FDA Approves Etravirine for Multidrug-Resistant HIV

By Yael Waknine
Medscape Medical News

November 30, 2009 — The US Food and Drug Administration (FDA) has granted traditional approval for etravirine 100-mg tablets (Intelence, Tibotec Therapeutics) with other antiretroviral agents for the treatment of HIV-1 infection in treatment-experienced adult patients who have evidence of viral replication and HIV-1 strains resistant to a nonnucleoside reverse transcriptase inhibitor (NNRTI) and other antiretroviral agents.

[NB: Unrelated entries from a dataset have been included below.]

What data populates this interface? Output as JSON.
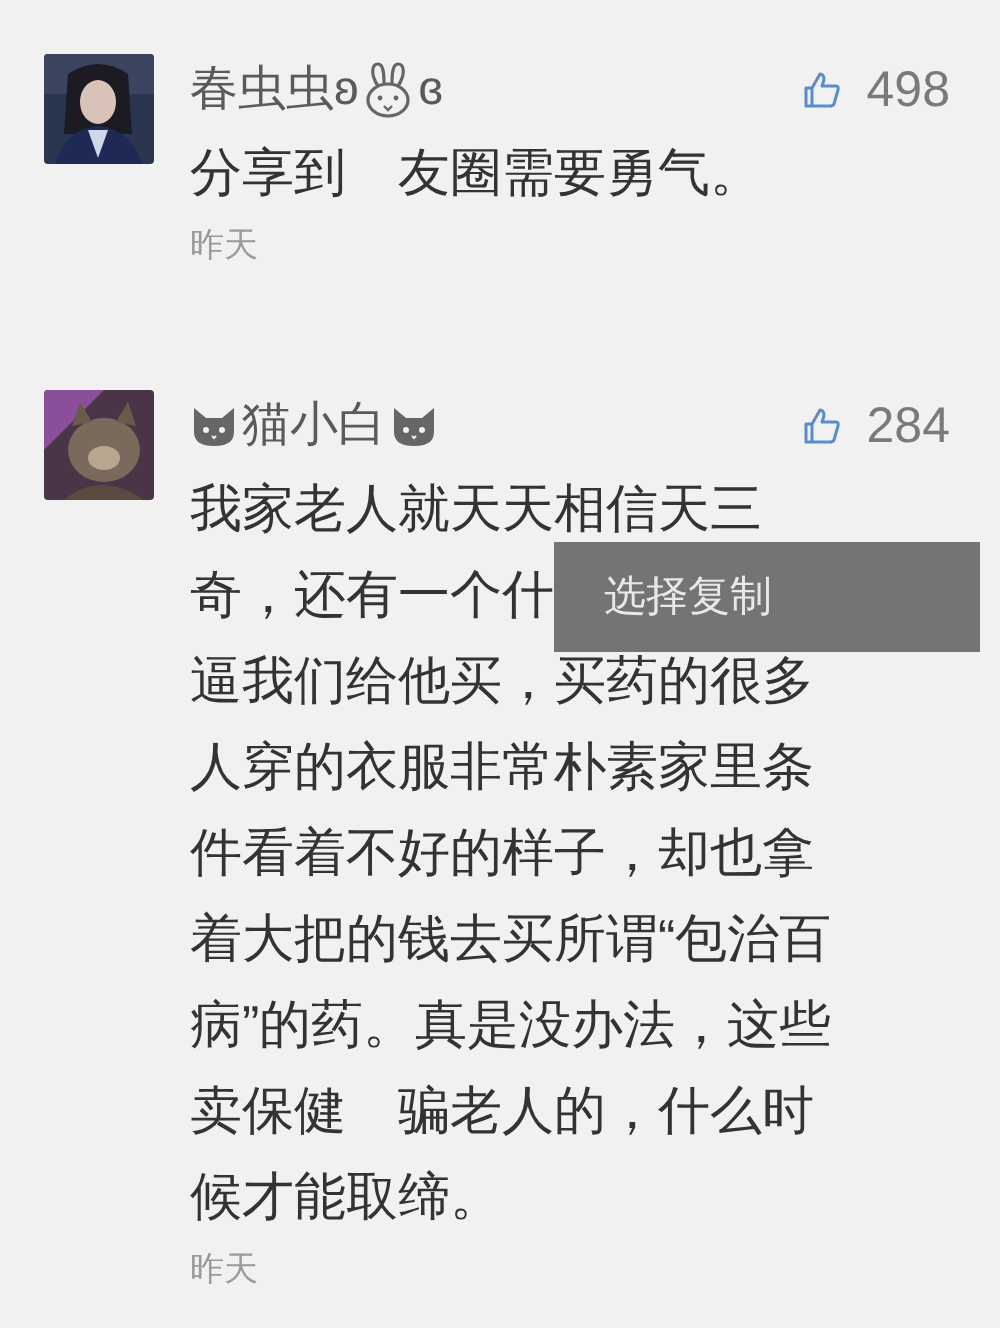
{
  "comments": [
    {
      "avatar": {
        "kind": "picture"
      },
      "name_parts": [
        {
          "kind": "text",
          "text": "春虫虫ʚ"
        },
        {
          "kind": "rabbit"
        },
        {
          "kind": "text",
          "text": "ɞ"
        }
      ],
      "likes": "498",
      "lines": [
        "分享到　友圈需要勇气。"
      ],
      "time": "昨天"
    },
    {
      "avatar": {
        "kind": "picture"
      },
      "name_parts": [
        {
          "kind": "cat"
        },
        {
          "kind": "text",
          "text": "猫小白"
        },
        {
          "kind": "cat"
        }
      ],
      "likes": "284",
      "lines": [
        "我家老人就天天相信天三",
        "奇，还有一个什",
        "逼我们给他买，买药的很多",
        "人穿的衣服非常朴素家里条",
        "件看着不好的样子，却也拿",
        "着大把的钱去买所谓“包治百",
        "病”的药。真是没办法，这些",
        "卖保健　骗老人的，什么时",
        "候才能取缔。"
      ],
      "time": "昨天"
    }
  ],
  "popup": {
    "label": "选择复制"
  }
}
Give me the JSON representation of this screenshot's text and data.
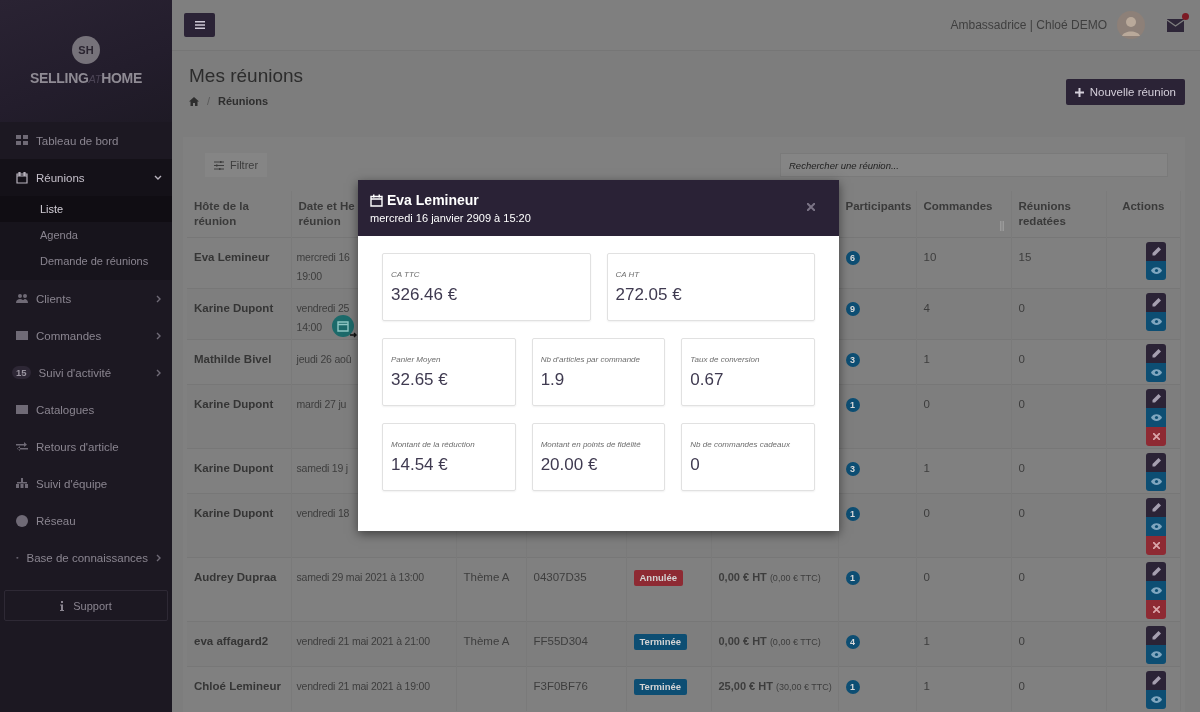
{
  "sidebar": {
    "logo": {
      "monogram": "SH",
      "word_1": "SELLING",
      "word_2": "AT",
      "word_3": "HOME"
    },
    "items": [
      {
        "label": "Tableau de bord"
      },
      {
        "label": "Réunions",
        "expanded": true,
        "children": [
          {
            "label": "Liste",
            "selected": true
          },
          {
            "label": "Agenda",
            "selected": false
          },
          {
            "label": "Demande de réunions",
            "selected": false
          }
        ]
      },
      {
        "label": "Clients",
        "expanded": false
      },
      {
        "label": "Commandes",
        "expanded": false
      },
      {
        "label": "Suivi d'activité",
        "badge": "15",
        "expanded": false
      },
      {
        "label": "Catalogues"
      },
      {
        "label": "Retours d'article"
      },
      {
        "label": "Suivi d'équipe"
      },
      {
        "label": "Réseau"
      },
      {
        "label": "Base de connaissances",
        "expanded": false
      }
    ],
    "support": "Support"
  },
  "topbar": {
    "user": "Ambassadrice | Chloé DEMO",
    "unread": true
  },
  "page": {
    "title": "Mes réunions",
    "breadcrumb": {
      "separator": "/",
      "current": "Réunions"
    },
    "new_button": "Nouvelle réunion"
  },
  "toolbar": {
    "filter": "Filtrer",
    "search_placeholder": "Rechercher une réunion..."
  },
  "table": {
    "columns": [
      {
        "lines": [
          "Hôte de la",
          "réunion"
        ]
      },
      {
        "lines": [
          "Date et He",
          "réunion"
        ]
      },
      {},
      {},
      {},
      {},
      {
        "lines": [
          "Participants"
        ]
      },
      {
        "lines": [
          "Commandes"
        ],
        "sortable": true
      },
      {
        "lines": [
          "Réunions",
          "redatées"
        ]
      },
      {
        "lines": [
          "Actions"
        ]
      }
    ],
    "rows": [
      {
        "host": "Eva Lemineur",
        "date": [
          "mercredi 16",
          "19:00"
        ],
        "participants": "6",
        "orders": "10",
        "rescheduled": "15",
        "actions": [
          {
            "kind": "edit"
          },
          {
            "kind": "view"
          }
        ]
      },
      {
        "host": "Karine Dupont",
        "date": [
          "vendredi 25",
          "14:00"
        ],
        "calendar_badge": true,
        "participants": "9",
        "orders": "4",
        "rescheduled": "0",
        "actions": [
          {
            "kind": "edit"
          },
          {
            "kind": "view"
          }
        ]
      },
      {
        "host": "Mathilde Bivel",
        "date": [
          "jeudi 26 aoû"
        ],
        "participants": "3",
        "orders": "1",
        "rescheduled": "0",
        "actions": [
          {
            "kind": "edit"
          },
          {
            "kind": "view"
          }
        ]
      },
      {
        "host": "Karine Dupont",
        "date": [
          "mardi 27 ju"
        ],
        "participants": "1",
        "orders": "0",
        "rescheduled": "0",
        "actions": [
          {
            "kind": "edit"
          },
          {
            "kind": "view"
          },
          {
            "kind": "delete"
          }
        ]
      },
      {
        "host": "Karine Dupont",
        "date": [
          "samedi 19 j"
        ],
        "participants": "3",
        "orders": "1",
        "rescheduled": "0",
        "actions": [
          {
            "kind": "edit"
          },
          {
            "kind": "view"
          }
        ]
      },
      {
        "host": "Karine Dupont",
        "date": [
          "vendredi 18"
        ],
        "participants": "1",
        "orders": "0",
        "rescheduled": "0",
        "actions": [
          {
            "kind": "edit"
          },
          {
            "kind": "view"
          },
          {
            "kind": "delete"
          }
        ]
      },
      {
        "host": "Audrey Dupraa",
        "date": [
          "samedi 29 mai 2021 à 13:00"
        ],
        "theme": "Thème A",
        "code": "04307D35",
        "status": {
          "label": "Annulée",
          "kind": "cancelled"
        },
        "amount_ht": "0,00 € HT",
        "amount_ttc": "(0,00 € TTC)",
        "participants": "1",
        "orders": "0",
        "rescheduled": "0",
        "actions": [
          {
            "kind": "edit"
          },
          {
            "kind": "view"
          },
          {
            "kind": "delete"
          }
        ]
      },
      {
        "host": "eva affagard2",
        "date": [
          "vendredi 21 mai 2021 à 21:00"
        ],
        "theme": "Thème A",
        "code": "FF55D304",
        "status": {
          "label": "Terminée",
          "kind": "done"
        },
        "amount_ht": "0,00 € HT",
        "amount_ttc": "(0,00 € TTC)",
        "participants": "4",
        "orders": "1",
        "rescheduled": "0",
        "actions": [
          {
            "kind": "edit"
          },
          {
            "kind": "view"
          }
        ]
      },
      {
        "host": "Chloé Lemineur",
        "date": [
          "vendredi 21 mai 2021 à 19:00"
        ],
        "code": "F3F0BF76",
        "status": {
          "label": "Terminée",
          "kind": "done"
        },
        "amount_ht": "25,00 € HT",
        "amount_ttc": "(30,00 € TTC)",
        "participants": "1",
        "orders": "1",
        "rescheduled": "0",
        "actions": [
          {
            "kind": "edit"
          },
          {
            "kind": "view"
          }
        ]
      }
    ]
  },
  "modal": {
    "title": "Eva Lemineur",
    "subtitle": "mercredi 16 janvier 2909 à 15:20",
    "stat_rows": [
      [
        {
          "label": "CA TTC",
          "value": "326.46 €"
        },
        {
          "label": "CA HT",
          "value": "272.05 €"
        }
      ],
      [
        {
          "label": "Panier Moyen",
          "value": "32.65 €"
        },
        {
          "label": "Nb d'articles par commande",
          "value": "1.9"
        },
        {
          "label": "Taux de conversion",
          "value": "0.67"
        }
      ],
      [
        {
          "label": "Montant de la réduction",
          "value": "14.54 €"
        },
        {
          "label": "Montant en points de fidélité",
          "value": "20.00 €"
        },
        {
          "label": "Nb de commandes cadeaux",
          "value": "0"
        }
      ]
    ]
  }
}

"With its efficacy and tolerability demonstrated in 48-week studies, etravirine has become an important option for many treatment-experienced patients with resistance to NNRTIs or other antiretrovirals," said clinical investigator Charles Hicks, MD, associate professor of medicine at Duke University's Division of Infectious Diseases in Durham, North Carolina, in a company news release.

Prior accelerated approval from the FDA was based on a priority review of pooled 24-week data from two 24-week, ongoing, double-blind, placebo-controlled phase 3 studies (Duet-1 and Duet-2) of 1203 patients aged 16 years and older with clinically advanced, highly antiretroviral treatment–experienced HIV-1 infection who had documented resistance to at least 1 NNRTI, nucleotide reverse transcriptase inhibitor (N(t)RTI), and protease inhibitor.

New 48-week data supported earlier findings, showing that the addition of twice-daily etravirine to background therapy (darunavir/ritonavir plus 2 N(t)RTIs with or without enfuvirtide) yielded viral loads of fewer than 50 copies/mL in 60% of patients vs 38% of those receiving optimized background therapy alone (P < .0001).

The most commonly reported adverse events in patients receiving etravirine therapy were rash (10% vs 3% for background therapy alone) and peripheral neuropathy (4% vs 2%).

In the studies, K103N was the most prevalent NNRTI substitution at baseline and did not affect response to etravirine. However, baseline substitutions V179D, V179F, V179T, Y181V, or G190S and the presence of 3 or more International AIDS Society-USA–defined NNRTI substitutions were linked to decreased virologic response.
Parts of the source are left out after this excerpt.